O meu amigo Maia disse-me que havíamos de mudar o estado do país, que era um estado sem jeito algum, que era um estado ridículo. Ambos fizemos a promessa que não iríamos matar mais ninguém. Em nome de quem e do quê é que matávamos? Que pátria, que império era esse que o Estado tanto defendia? Que Portugal era aquele onde vivíamos?

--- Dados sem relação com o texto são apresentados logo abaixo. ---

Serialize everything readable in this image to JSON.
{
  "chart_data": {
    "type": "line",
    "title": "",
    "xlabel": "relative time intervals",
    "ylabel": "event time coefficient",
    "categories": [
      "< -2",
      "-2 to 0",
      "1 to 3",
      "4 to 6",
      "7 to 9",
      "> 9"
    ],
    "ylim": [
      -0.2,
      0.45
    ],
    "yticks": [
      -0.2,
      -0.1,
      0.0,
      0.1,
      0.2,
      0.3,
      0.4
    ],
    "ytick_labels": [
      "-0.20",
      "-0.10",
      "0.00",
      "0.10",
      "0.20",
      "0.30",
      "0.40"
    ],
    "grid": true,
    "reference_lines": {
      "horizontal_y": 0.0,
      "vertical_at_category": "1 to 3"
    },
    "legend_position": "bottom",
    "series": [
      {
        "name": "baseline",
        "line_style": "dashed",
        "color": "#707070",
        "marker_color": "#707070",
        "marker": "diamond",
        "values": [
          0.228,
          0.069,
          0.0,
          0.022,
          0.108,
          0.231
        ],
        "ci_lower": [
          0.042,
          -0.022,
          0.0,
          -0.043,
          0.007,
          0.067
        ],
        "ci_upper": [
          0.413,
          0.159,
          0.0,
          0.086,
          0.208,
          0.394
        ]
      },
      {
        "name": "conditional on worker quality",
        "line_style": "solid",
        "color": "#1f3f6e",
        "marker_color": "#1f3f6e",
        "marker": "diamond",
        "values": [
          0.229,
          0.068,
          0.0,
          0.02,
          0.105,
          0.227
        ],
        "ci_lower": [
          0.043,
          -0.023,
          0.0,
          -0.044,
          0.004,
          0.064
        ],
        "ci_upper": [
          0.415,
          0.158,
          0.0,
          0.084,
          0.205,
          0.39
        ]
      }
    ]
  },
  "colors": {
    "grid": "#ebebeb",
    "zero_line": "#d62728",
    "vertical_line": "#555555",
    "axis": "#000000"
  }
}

Porquê manter a ideia de um império que nunca existiu verdadeiramente?
Mas era de noite e a minha mãe abraçava-me e via-me e sabia. Ela sabia.
A minha mãe abraçava-me e o mundo não mudava, tudo era indiferente e tragicamente igual.
Nessa noite, o Maia ligou-me e falou-me que a revolução estava em curso, que já avançava em direcção a Lisboa com os blindados.
Como uma luz grande que não ofusca e revitaliza, o meu corpo volta a ser o meu corpo e ganho forças, mesmo que escute em mim os bombardeamentos da memória.
A minha mãe ajuda-me a vestir a farda, e de madrugada, pedimos o carro ao vizinho, o Tavares da taberna, e vamos a voar para Lisboa, eu e o primo Adérito. A minha mãe, com um sorriso esboçado no rosto, vai para a casa da vizinha e conta-lhe a novidade. Mãe. Lembrar-me-ei de ti para sempre.
O tempo parece parar enquanto voamos até Lisboa.O carro parece saber o que nos move, o motivo de tanto euforia.
Já às portas de Lisboa encontro-me com o meu amigo Salgueiro Maia, cumprimentamo-nos. Ele olha-me e volta-me a olhar e, apesar de tudo, sabe que sou eu,mesmo que a guerra continue dentro do meu peito.
Camarada, hoje é o dia da nossa revolução! É hoje!
Eu a sorrir e a abraçar o meu amigo. A abraçá-lo para sempre.Porque há gestos e momentos que são para sempre.
Depois, os blindados pela cidade, no Terreiro do Paço, no Largo do Carmo. Depois as pessoas a sair à rua, a gritar LIBERDADE!
E a guerra no meu peito, o napalm, o mato, os amigos que perdi... A guerra.
Mas hoje, 25 de Abril de 1974, o país acordou de um coma de quase meio século.
O senhor presidente do Conselho demite-se. O regime caiu.
Do cano das espingardas e dos blindados nascem cravos vermelhos e perfumes de futuro.
É nesse momento que no meu peito se ouve uma explosão enorme no lado do coração. Talvez uma granada que caiu numa caixa de explosivos. O meu coração pára e parece doer muito. A guerra.
Numa questão de momentos, o tempo pára, tudo fica imóvel e eu vejo todos os momentos do país, do mundo que eu vivi.
A minha mãe, o meu pai, os meus tios.
A Maria Adelaide, a quem tinha pedido em casamento antes de ir para a guerra.
A fome, a miséria, o medo. A PIDE.
A guerra.
Os meus amigos, as noites de fado, os copos de vinho.
A recruta, o mato, a praia. Luanda.
A guerra.
Agora há um silêncio enorme, de paz, que não dói. A guerra acabou! Há Liberdade e vejo o meu amigo Maia a caminhar com a certeza que a Liberdade e a Democracia são possíveis.
Sorrio e naquele momento parece que me sonho e me sei feliz para Sempre. Aquele momento em que o meu coração parou foi um momento feliz para sempre.
Já não há mais guerra. Os homens parecem acreditar na Justiça e na Igualdade. Talvez a fome acabe.
O meu amigo Salgueiro Maia a caminhar pela rua, os blindados atrás dele. Os seus passos certos, definitivos.
Eu perdia as forças mas sorria sempre, porque agora era livre e sorria e chorava.
Morri nessa manhã.
Morri no dia em que o meu país mudou para sempre.